MF: I tried to get to Japan, but I couldn't get over there. They wanted home run hitters and big guys, and all that. I ended playing in Corpus Christi in '95 in an independent league. For me, it was kind of like practice. It was something to do to stay in shape. I played in the Big South League in Tennesee in '96, and finally I went over to Mexico in '97. I figured, "man, nobody's still giving me a call so let me go over to Mexico. Maybe if I beat up on these pitchers over here," which I did, hitting over .300, "since they had a high regard for Mexican pitchers, that maybe I'll get a call and get back over here," but that never happened, either. In '98, I played in the now-famous Atlantic League. I helped start that league. I was in Bridgeport, Connecticut playing under Willie Upshaw. We went to the finals and lost the championship to Doc Elwood's Atlantic City team. And then I just decided from that point on, I said "if I can't get back in an expansion year, then that's it." And that's when I walked away -- after the '98 season.

RK: Still, so few players get to the majors, much less play for ten seasons. It's still very impressive. When you look back at your pro career, what are some of your fondest memories?

MF: Looking back, winning the championship in Vancouver -- finally getting the ring after being in the playoffs three previous years and having never won it. Making it to big leagues that first night, getting my first hit in my first at-bat against the Yankees, stopping an 11-game winning streak and leaving Billy Martin on the field arguing with the umpires. Coming home to San Francisco, playing two years for Giants. That's probably the tops of the thrills, because I'm a kid who grew up in the Bay area watching the A's and the Giants. To finally come home and play for one of your home teams in front of your family and friends -- and playing with a childhood buddy, Willie McGee. We're both from Richmond, California, and we came out of the same Little League program. In all of the years we worked out, we never played against each other because he was in St. Louis and I was in Milwaukee. He trained in Florida and I trained in Arizona. And finally, we both came to San Francisco in the same year, in '91. That was thrill, riding in to work everyday together.

And also, there was winning the Willie McCovey award. They have an award that they give out every year, that the players vote on. I was voted by the players in 1992, and I won that award. And winning the National League Player of the Week in two weeks. In won it in '91 and '92, in the same week - dj%E0 vu - at the end of May and first part of June. For a guy like myself, who was pretty much a role player coming off the bench, to win an honor like Player of the Week when you get such limited playing time -- you don't normally play too many games in a row. That was a great thrill.

RK: What are you doing now, after professional baseball?

MF: I coached two years. I coached in the Giants organization in '99, and in 2000 I was with the Expos. This past year, 2001, I took the year off and right now I'm looking at getting back into the coaching field again. Right now, I up at my old high school, John F. Kennedy high school in Richmond, and I'm kind of helping out up here -- doing a little side supervising for them. And I'm helping my brother coach the football team. He's the head football and baseball coach and I'm trying to help him out with this football team right now. The high school has kind of been on a down trend for the last 8-9 years and we're trying to help turn this program back around to where it was when we were here. I'm doing that at the moment, but Im going to be looking at getting back into coaching for the 2002 season.

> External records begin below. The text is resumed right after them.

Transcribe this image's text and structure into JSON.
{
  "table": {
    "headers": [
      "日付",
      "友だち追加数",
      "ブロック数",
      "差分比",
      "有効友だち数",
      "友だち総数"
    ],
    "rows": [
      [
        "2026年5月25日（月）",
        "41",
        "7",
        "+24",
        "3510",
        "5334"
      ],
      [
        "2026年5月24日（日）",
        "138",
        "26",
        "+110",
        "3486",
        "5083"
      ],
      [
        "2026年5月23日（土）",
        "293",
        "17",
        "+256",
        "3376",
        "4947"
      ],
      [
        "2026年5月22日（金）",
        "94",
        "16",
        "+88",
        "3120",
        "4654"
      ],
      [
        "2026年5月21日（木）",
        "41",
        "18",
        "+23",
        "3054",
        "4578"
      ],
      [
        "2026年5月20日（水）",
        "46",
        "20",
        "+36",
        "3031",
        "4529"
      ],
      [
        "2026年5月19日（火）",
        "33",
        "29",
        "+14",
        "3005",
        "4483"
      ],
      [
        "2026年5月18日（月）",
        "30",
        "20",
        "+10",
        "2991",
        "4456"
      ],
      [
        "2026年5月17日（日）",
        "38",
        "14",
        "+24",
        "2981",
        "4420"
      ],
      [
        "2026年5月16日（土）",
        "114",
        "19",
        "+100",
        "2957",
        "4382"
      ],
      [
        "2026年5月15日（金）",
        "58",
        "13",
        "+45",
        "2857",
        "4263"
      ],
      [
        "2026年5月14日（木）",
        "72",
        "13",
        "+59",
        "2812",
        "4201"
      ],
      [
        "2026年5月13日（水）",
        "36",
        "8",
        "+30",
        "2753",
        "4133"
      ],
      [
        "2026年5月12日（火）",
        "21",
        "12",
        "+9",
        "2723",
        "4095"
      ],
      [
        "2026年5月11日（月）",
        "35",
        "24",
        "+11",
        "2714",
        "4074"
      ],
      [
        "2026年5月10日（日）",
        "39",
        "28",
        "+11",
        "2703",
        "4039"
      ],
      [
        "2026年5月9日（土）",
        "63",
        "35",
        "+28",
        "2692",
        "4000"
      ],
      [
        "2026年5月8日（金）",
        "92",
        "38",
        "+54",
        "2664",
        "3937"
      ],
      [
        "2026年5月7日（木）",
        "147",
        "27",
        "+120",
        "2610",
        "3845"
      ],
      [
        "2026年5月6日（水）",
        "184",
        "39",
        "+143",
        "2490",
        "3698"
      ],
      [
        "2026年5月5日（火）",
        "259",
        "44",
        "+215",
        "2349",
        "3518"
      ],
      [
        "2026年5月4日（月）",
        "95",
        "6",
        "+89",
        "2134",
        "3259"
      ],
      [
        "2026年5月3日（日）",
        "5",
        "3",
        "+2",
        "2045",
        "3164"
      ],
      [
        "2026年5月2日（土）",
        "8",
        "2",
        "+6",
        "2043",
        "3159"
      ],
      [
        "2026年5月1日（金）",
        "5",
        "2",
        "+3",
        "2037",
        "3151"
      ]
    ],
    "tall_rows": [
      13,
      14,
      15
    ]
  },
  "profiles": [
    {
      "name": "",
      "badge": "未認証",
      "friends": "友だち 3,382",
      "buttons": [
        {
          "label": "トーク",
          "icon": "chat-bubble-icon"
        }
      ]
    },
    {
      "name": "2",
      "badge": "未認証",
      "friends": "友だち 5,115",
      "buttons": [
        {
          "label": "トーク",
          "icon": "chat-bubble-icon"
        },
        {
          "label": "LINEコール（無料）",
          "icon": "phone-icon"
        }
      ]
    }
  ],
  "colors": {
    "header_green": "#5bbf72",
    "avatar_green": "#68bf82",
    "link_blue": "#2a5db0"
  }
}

RK: Mr. Felder, I appreciate your time. Is there any final comments you'd like to add for the fans that will be reading this interview?

MF: Just tell all of the Houston Astros fans that I said "hello" and that I'm still alive and well and doing OK. Don't give up on your team. You have a great team and I know it's kind of frustrating that they've been knocked out of the playoffs. They've had a hard time even winning a playoff game, but stay behind the team because they're right there -- a player or two away -- and then they'll be in the World Series. Just stay behind the team because you have a good team.

RK: Thanks very much for your time, Mr. Felder.